Der allgemeine Menschengeist ist in Dir zu einem persönlichen Menschengeist geworden. Und nun? Bringe ihn zur Geltung. Gebäre, was Du immer schon bist. Entfalte diesen Menschengeist – nicht durch die Verkleinerung der Persönlichkeit, sondern durch die Ausdehnung Deiner Persönlichkeit.
Mache Dir klar, dass dieser Geist, dass die göttliche Energie, dass die Schöpfung darauf verzichtet hat, einen zweiten Jesus oder einen nächsten Buddha zu erschaffen. Denkst Du die große Schöpfung wusste nicht was sie tat, als sie DICH erschuf?
Ist Dir klar, dass dieses Universum in der Lage wäre einen zweiten Buddha oder einen zweiten Jesus zu erschaffen – stattdessen hat das Universum sich für DICH entschieden.
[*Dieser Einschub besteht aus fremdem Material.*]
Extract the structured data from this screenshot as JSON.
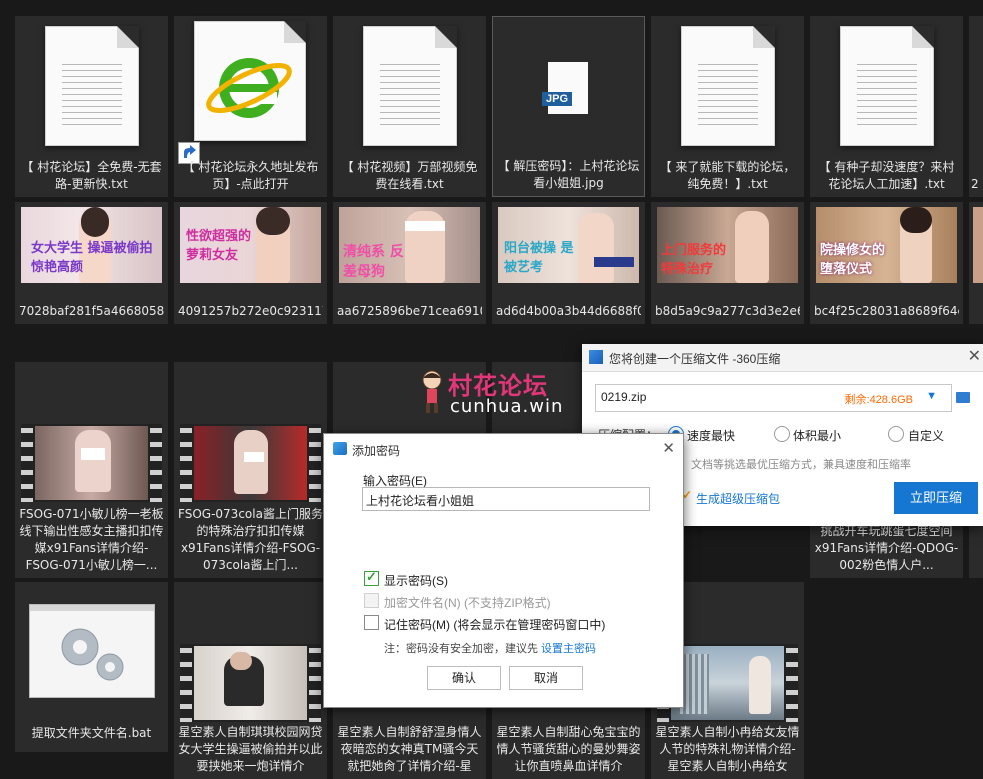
{
  "files_row1": [
    {
      "name": "【 村花论坛】全免费-无套路-更新快.txt",
      "type": "txt"
    },
    {
      "name": "【 村花论坛永久地址发布页】-点此打开",
      "type": "shortcut"
    },
    {
      "name": "【 村花视频】万部视频免费在线看.txt",
      "type": "txt"
    },
    {
      "name": "【 解压密码】：上村花论坛看小姐姐.jpg",
      "type": "jpg",
      "badge": "JPG"
    },
    {
      "name": "【 来了就能下载的论坛，纯免费！】.txt",
      "type": "txt"
    },
    {
      "name": "【 有种子却没速度？来村花论坛人工加速】.txt",
      "type": "txt"
    },
    {
      "name": "2",
      "type": "partial"
    }
  ],
  "files_row2": [
    {
      "name": "7028baf281f5a4668058d59bd556e22a.jpg",
      "overlay": "女大学生 操逼被偷拍 惊艳高颜",
      "brand": "星空传媒"
    },
    {
      "name": "4091257b272e0c9231174e4393327cd6.jpg",
      "overlay": "性欲超强的 萝莉女友",
      "brand": "JOKER"
    },
    {
      "name": "aa6725896be71cea6910cdf5e0c6b73f.jpg",
      "overlay": "清纯系 反差母狗",
      "brand": "星空"
    },
    {
      "name": "ad6d4b00a3b44d6688f0e2af47e96244.jpg",
      "overlay": "阳台被操 是被艺考",
      "brand": "JOKER"
    },
    {
      "name": "b8d5a9c9a277c3d3e2e6aee57824664e.jpg",
      "overlay": "上门服务的 特殊治疗",
      "brand": "JOKER"
    },
    {
      "name": "bc4f25c28031a8689f64e2eccb7a2ef6.jpg",
      "overlay": "院操修女的 堕落仪式",
      "brand": "JOKER"
    }
  ],
  "files_row3": [
    {
      "name": "FSOG-071小敏儿榜一老板线下输出性感女主播扣扣传媒x91Fans详情介绍-FSOG-071小敏儿榜一..."
    },
    {
      "name": "FSOG-073cola酱上门服务的特殊治疗扣扣传媒x91Fans详情介绍-FSOG-073cola酱上门..."
    },
    {
      "name": ""
    },
    {
      "name": ""
    },
    {
      "name": "挑战开车玩跳蛋七度空间x91Fans详情介绍-QDOG-002粉色情人户..."
    }
  ],
  "files_row4": [
    {
      "name": "提取文件夹文件名.bat"
    },
    {
      "name": "星空素人自制琪琪校园网贷女大学生操逼被偷拍并以此要挟她来一炮详情介"
    },
    {
      "name": "星空素人自制舒舒湿身情人夜暗恋的女神真TM骚今天就把她肏了详情介绍-星"
    },
    {
      "name": "星空素人自制甜心兔宝宝的情人节骚货甜心的曼妙舞姿让你直喷鼻血详情介"
    },
    {
      "name": "星空素人自制小冉给女友情人节的特殊礼物详情介绍-星空素人自制小冉给女"
    }
  ],
  "watermark": {
    "cn": "村花论坛",
    "en": "cunhua.win"
  },
  "zip_dialog": {
    "title": "您将创建一个压缩文件 -360压缩",
    "filename": "0219.zip",
    "remaining": "剩余:428.6GB",
    "config_label": "压缩配置：",
    "options": [
      "速度最快",
      "体积最小",
      "自定义"
    ],
    "hint": "、文档等挑选最优压缩方式，兼具速度和压缩率",
    "super_label": "生成超级压缩包",
    "submit": "立即压缩"
  },
  "pwd_dialog": {
    "title": "添加密码",
    "input_label": "输入密码(E)",
    "input_value": "上村花论坛看小姐姐",
    "show_pwd": "显示密码(S)",
    "encrypt_names": "加密文件名(N) (不支持ZIP格式)",
    "remember": "记住密码(M) (将会显示在管理密码窗口中)",
    "note": "注：密码没有安全加密，建议先",
    "note_link": "设置主密码",
    "ok": "确认",
    "cancel": "取消"
  },
  "colors": {
    "accent": "#1677d2",
    "orange": "#ff6a00",
    "panel": "#2b2b2b",
    "bg": "#191919"
  }
}
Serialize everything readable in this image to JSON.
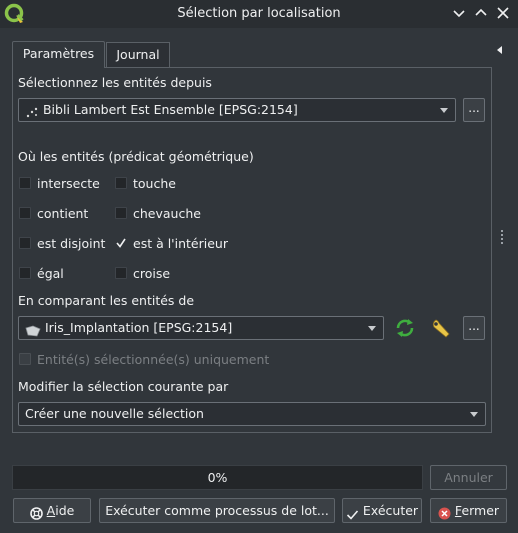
{
  "window": {
    "title": "Sélection par localisation"
  },
  "tabs": [
    {
      "label": "Paramètres",
      "active": true
    },
    {
      "label": "Journal",
      "active": false
    }
  ],
  "source": {
    "label": "Sélectionnez les entités depuis",
    "layer": "Bibli Lambert Est Ensemble [EPSG:2154]",
    "more_label": "..."
  },
  "predicates": {
    "label": "Où les entités (prédicat géométrique)",
    "items": [
      {
        "label": "intersecte",
        "checked": false
      },
      {
        "label": "touche",
        "checked": false
      },
      {
        "label": "contient",
        "checked": false
      },
      {
        "label": "chevauche",
        "checked": false
      },
      {
        "label": "est disjoint",
        "checked": false
      },
      {
        "label": "est à l'intérieur",
        "checked": true
      },
      {
        "label": "égal",
        "checked": false
      },
      {
        "label": "croise",
        "checked": false
      }
    ]
  },
  "compare": {
    "label": "En comparant les entités de",
    "layer": "Iris_Implantation [EPSG:2154]",
    "more_label": "...",
    "selected_only_label": "Entité(s) sélectionnée(s) uniquement"
  },
  "modify": {
    "label": "Modifier la sélection courante par",
    "value": "Créer une nouvelle sélection"
  },
  "progress": {
    "text": "0%",
    "value": 0
  },
  "buttons": {
    "cancel": "Annuler",
    "help_prefix": "",
    "help_ul": "A",
    "help_rest": "ide",
    "batch": "Exécuter comme processus de lot...",
    "run": "Exécuter",
    "close_ul": "F",
    "close_rest": "ermer"
  },
  "colors": {
    "bg": "#31363b",
    "accent_green": "#3fae3f",
    "close_red": "#d9534f"
  }
}
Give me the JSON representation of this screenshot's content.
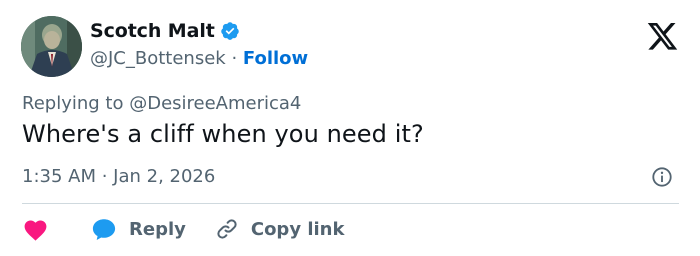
{
  "author": {
    "name": "Scotch Malt",
    "handle": "@JC_Bottensek",
    "separator": " · ",
    "follow_label": "Follow",
    "verified_color": "#1d9bf0",
    "avatar_icon": "profile-avatar"
  },
  "tweet": {
    "replying_prefix": "Replying to ",
    "replying_to": "@DesireeAmerica4",
    "text": "Where's a cliff when you need it?",
    "time": "1:35 AM · Jan 2, 2026"
  },
  "actions": {
    "like_icon": "heart-icon",
    "like_color": "#f91880",
    "reply_icon": "speech-bubble-icon",
    "reply_color": "#1d9bf0",
    "reply_label": "Reply",
    "copy_icon": "link-icon",
    "copy_label": "Copy link"
  },
  "brand": {
    "logo": "x-logo"
  }
}
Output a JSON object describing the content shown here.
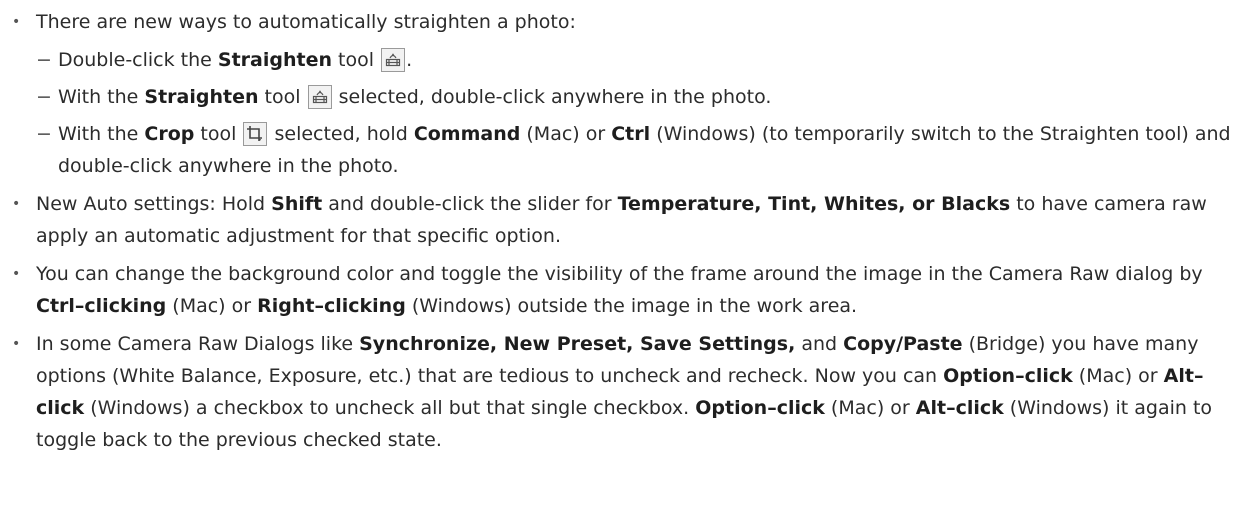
{
  "straighten": {
    "intro": "There are new ways to automatically straighten a photo:",
    "items": [
      {
        "p1": "Double-click the ",
        "b1": "Straighten",
        "p2": " tool ",
        "icon": "straighten-tool-icon",
        "p3": "."
      },
      {
        "p1": "With the ",
        "b1": "Straighten",
        "p2": " tool ",
        "icon": "straighten-tool-icon",
        "p3": " selected, double-click anywhere in the photo."
      },
      {
        "p1": "With the ",
        "b1": "Crop",
        "p2": " tool ",
        "icon": "crop-tool-icon",
        "p3": " selected, hold ",
        "b2": "Command",
        "p4": " (Mac) or ",
        "b3": "Ctrl",
        "p5": " (Windows) (to temporarily switch to the Straighten tool) and double-click anywhere in the photo."
      }
    ]
  },
  "auto_settings": {
    "p1": "New Auto settings: Hold ",
    "b1": "Shift",
    "p2": " and double-click the slider for ",
    "b2": "Temperature, Tint, Whites, or Blacks",
    "p3": " to have camera raw apply an automatic adjustment for that specific option."
  },
  "background": {
    "p1": "You can change the background color and toggle the visibility of the frame around the image in the Camera Raw dialog by ",
    "b1": "Ctrl–clicking",
    "p2": " (Mac) or ",
    "b2": "Right–clicking",
    "p3": " (Windows) outside the image in the work area."
  },
  "dialogs": {
    "p1": "In some Camera Raw Dialogs like ",
    "b1": "Synchronize, New Preset, Save Settings,",
    "p2": " and ",
    "b2": "Copy/Paste",
    "p3": " (Bridge) you have many options (White Balance, Exposure, etc.) that are tedious to uncheck and recheck. Now you can ",
    "b3": "Option–click",
    "p4": " (Mac) or ",
    "b4": "Alt–click",
    "p5": " (Windows) a checkbox to uncheck all but that single checkbox. ",
    "b5": "Option–click",
    "p6": " (Mac) or ",
    "b6": "Alt–click",
    "p7": " (Windows) it again to toggle back to the previous checked state."
  }
}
Darum stimmt es eben, wenn Osho sagt: „Du bist auserwählt – nicht Buddha, nicht Christus, nicht Krishna. Du wirst im Moment mehr gebraucht – das ist der Grund.“
Buddha hat geleuchtet. Jesus hat geleuchtet. Die nächste Leuchte bist DU.
Statt Jesus, Buddha oder Krishna bist jetzt DU da. Die Frage ist nicht, ob Du auserwählt bist. Die Frage ist: Wie gehst Du mit dieser Würdigung um? Was hatte Gott vor, als er Dich auserwählte?
Ob Deine Antwort richtig oder falsch ist, wirst Du absolut sicher an einer einfachen Frage feststellen: „Bringt es mich zum Blühen oder zum Welken?“
Du bist auserwählt - Blüh im Glanze dieses Glückes.